В последние два раза приора не было в церкви, и мне даже стало легче на душе от этого – брат Генрих так мрачно смотрел на меня, говоря о первородном грехе. Может, я дерзко ответила ему? Но мне казалось несправедливым, что вся вина за изгнание из рая возлагается на нашу прародительницу Еву. После проповеди я подошла к келарю за индульгенцией, однако тот отдал мне документ с большой неохотой.

– Будь моя воля, никто из вас не получил бы это свидетельство за одни только молитвы… – проворчал он в пятницу, и я была рада, что наступили выходные дни, а значит, в субботу и воскресенье я пойду на мессу к отцу Оберлину с Грегором и папой.

Когда я вошла в столовую, мои братья сидели с папой за кувшином красного вина и о чем-то тихо разговаривали.

– Ну что, вернулась наконец-то? – Грегор повернулся в мою сторону. – Мы уже заждались ужина.

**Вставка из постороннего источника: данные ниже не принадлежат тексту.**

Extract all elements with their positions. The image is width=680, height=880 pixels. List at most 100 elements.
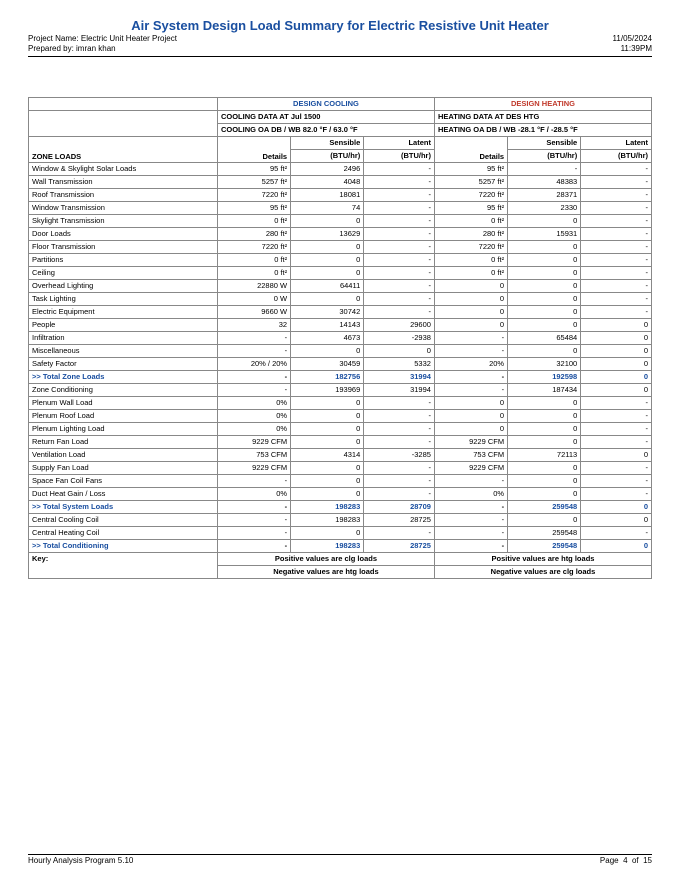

– Я быстро все приготовлю, – невозмутимо ответила я.

– Ну и что? Приходишь и уходишь, когда тебе вздумается…

– Оставь ее в покое, – осадил его папа. – Она справляется с работой и делает все на совесть, а значит, ей можно и подругу проведать время от времени.

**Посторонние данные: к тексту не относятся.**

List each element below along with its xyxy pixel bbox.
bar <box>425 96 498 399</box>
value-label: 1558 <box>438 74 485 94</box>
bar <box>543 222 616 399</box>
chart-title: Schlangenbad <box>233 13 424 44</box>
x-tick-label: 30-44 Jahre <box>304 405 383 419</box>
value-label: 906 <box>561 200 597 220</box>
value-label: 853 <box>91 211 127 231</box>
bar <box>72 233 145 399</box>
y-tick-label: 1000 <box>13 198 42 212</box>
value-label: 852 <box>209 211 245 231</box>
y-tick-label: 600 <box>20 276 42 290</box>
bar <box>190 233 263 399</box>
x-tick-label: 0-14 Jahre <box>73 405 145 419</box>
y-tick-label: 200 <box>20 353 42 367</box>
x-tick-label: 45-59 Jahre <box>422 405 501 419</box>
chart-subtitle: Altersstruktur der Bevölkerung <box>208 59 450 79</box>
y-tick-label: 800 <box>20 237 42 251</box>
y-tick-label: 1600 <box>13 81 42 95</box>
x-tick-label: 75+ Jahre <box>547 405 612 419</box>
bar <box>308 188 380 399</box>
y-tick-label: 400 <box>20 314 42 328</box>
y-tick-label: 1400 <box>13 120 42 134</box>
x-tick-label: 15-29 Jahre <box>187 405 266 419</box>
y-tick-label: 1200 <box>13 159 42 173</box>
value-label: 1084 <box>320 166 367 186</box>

Бросив на него благодарный взгляд, я поспешно отправилась в кухню. Мартин последовал за мной.

– Я тебе помогу. Что будем готовить? – спросил он.

– Овсянку с маслом и яблоками. Можешь почистить и нарезать яблоки.

Я протянула ему нож, и Мартин уселся за стол. Еще ребенком ему нравилось помогать маме в кухне, а все насмешки Грегора по этому поводу он пропускал мимо ушей. Как я и ожидала, едва взяв в руки яблоко, Мартин опять принялся донимать меня расспросами.

– Ты себя плохо чувствуешь? Ты какая-то бледная.

– Ничего подобного. Я просто разозлилась из-за Рупрехта, но ты и сам знаешь, какой он. А почему ты все время меня расспрашиваешь?

Брат смущенно покосился на меня.

– Потому что… потому что я ведь вижу, как тяжело ты переживаешь мамину смерть. А потом еще и эта история с Аберлином, ко всему твоя бедная подруга Эльзбет…

Хотя в последнее время меня раздражали его расспросы, я была растрогана.

– Ох, Мартин, если ты думаешь, что и я впаду в уныние, не волнуйся. Меня не так-то просто вогнать в отчаяние.

Мне показалось, что на его лице промелькнуло облегчение.

– Кстати, сегодня наш приор вернулся. Придешь завтра на проповедь о покаянии?

– Непременно.

76

Алтарник – служитель церкви, мирянин, помогающий священнику. (Примеч. перев.)

77

Сухота – историческое название группы болезней, «иссушающих» тело, таких как рак и туберкулез.